また、日本の一例として総務省が作成している『令和3年度版 情報通信白書』の中の「企業におけるクラウドサービスの利用動向」(表1)を見ると、クラウドサービスを利用している企業が2016年から2020年の4年間で約20%近くも伸びていることが分かる。多くの人が民間企業と何かしらのつながりがあることを考えると、テクノロジーが社会を変容させている一例と言える。

また、テクノロジーによる変容だけでなく、人々の「意識」についても大きく変化している。例えば、本国会で議論されている「性的指向又は性自認を理由とする差別の解消等の推進に関する法律案」(以下「LGBT理解推進法案」)についての議論にも現れているように、「多様性」や「ダイバーシティ」などがかつてよりかなり重視されるようになってきた。

 あくまでもこれは私個人が主観的に感じている「社会の変容」の一側面でしかなく、実社会では細かい部分でもっと大きく変化しているであろう。

視点を世界に移しても同じようなことが言えるようである。

文部科学省の官僚である白井俊氏の著書である『OECD Education2030プロジェクトが描く教育の未来』(ミネルヴァ書房)に、「2030年は、より“VUCA”な時代となることが予想される」とOECDのEducation2030プロジェクトがとらえていることを紹介している。”VUCA“(「ブカ」もしくは「ブーカ」)とは、変動性(V: volatility),不確実性(U: uncertainty),複雑性(C: complexity),曖昧性(A: ambiguity)の頭文字をとったもので、加速度的に社会が変化し(変動性)、将来何が起こるか予測することが難しく(不確実性)、移民の増加などで社会が複雑化し解決策を見つけることがより困難になり(複雑性)、物事の意味が曖昧になり意思決定が難しく(曖昧性)なってゆく社会を表しているようである。

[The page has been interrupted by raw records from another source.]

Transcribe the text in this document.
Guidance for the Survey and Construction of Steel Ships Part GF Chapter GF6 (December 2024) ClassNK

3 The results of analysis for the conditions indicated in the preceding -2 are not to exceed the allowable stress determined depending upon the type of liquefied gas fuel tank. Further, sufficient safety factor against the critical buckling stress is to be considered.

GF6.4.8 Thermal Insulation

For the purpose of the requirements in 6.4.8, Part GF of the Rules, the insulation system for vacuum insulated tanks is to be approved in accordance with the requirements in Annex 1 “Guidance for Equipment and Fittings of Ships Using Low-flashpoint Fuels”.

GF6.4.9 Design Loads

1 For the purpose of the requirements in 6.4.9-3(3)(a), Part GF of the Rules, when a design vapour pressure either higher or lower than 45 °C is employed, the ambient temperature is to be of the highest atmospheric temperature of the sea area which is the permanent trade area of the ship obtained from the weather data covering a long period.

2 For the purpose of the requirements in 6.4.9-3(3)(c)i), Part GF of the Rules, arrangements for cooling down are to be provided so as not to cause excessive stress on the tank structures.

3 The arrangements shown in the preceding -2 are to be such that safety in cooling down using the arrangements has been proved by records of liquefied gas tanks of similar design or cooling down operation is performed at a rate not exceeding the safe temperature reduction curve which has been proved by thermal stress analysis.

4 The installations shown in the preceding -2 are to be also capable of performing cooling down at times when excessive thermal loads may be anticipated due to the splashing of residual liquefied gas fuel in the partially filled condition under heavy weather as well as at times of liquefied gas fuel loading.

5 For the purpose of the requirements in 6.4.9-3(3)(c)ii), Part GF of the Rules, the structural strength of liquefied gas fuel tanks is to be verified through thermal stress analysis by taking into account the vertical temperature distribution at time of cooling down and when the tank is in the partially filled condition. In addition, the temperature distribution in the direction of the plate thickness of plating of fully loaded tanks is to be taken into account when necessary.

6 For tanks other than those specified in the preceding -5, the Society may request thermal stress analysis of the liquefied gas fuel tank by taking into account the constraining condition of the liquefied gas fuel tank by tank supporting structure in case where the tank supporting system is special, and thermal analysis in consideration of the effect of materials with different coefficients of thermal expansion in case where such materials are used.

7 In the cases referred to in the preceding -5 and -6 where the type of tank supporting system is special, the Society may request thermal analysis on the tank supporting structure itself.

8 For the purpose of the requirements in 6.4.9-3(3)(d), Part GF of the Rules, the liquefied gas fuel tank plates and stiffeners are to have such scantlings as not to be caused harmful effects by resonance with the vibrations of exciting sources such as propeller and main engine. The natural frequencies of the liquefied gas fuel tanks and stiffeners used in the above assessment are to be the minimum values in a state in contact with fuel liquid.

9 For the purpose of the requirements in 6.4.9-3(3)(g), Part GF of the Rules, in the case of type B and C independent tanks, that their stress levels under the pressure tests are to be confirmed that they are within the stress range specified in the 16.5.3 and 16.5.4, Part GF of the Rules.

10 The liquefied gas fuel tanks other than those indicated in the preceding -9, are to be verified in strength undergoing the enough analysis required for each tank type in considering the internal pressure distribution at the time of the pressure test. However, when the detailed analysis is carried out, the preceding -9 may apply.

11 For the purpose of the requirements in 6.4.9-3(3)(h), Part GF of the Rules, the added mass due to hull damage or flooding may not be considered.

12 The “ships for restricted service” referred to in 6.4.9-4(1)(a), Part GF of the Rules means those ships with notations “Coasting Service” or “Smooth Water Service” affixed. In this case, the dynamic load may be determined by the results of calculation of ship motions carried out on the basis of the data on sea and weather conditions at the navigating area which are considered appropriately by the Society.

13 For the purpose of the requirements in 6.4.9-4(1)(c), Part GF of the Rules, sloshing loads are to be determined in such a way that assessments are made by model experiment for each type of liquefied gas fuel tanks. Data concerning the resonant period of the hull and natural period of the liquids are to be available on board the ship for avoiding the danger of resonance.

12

例えば、昨今のコロナ禍による社会の変容は、それ以前に誰が予想できたことか。また、ウクライナへのロシアの侵攻の予想と世界への影響を誰が予測できたのか。これらの2つの例がもたらしている社会の変容(現在進行形であるので、今も変容している最中であろう)をもってしても「“VUCA”な時代」と言えるであろう。

 では、このような「“VUCA”な時代」に我々にはどのような力が求められているのだろうか。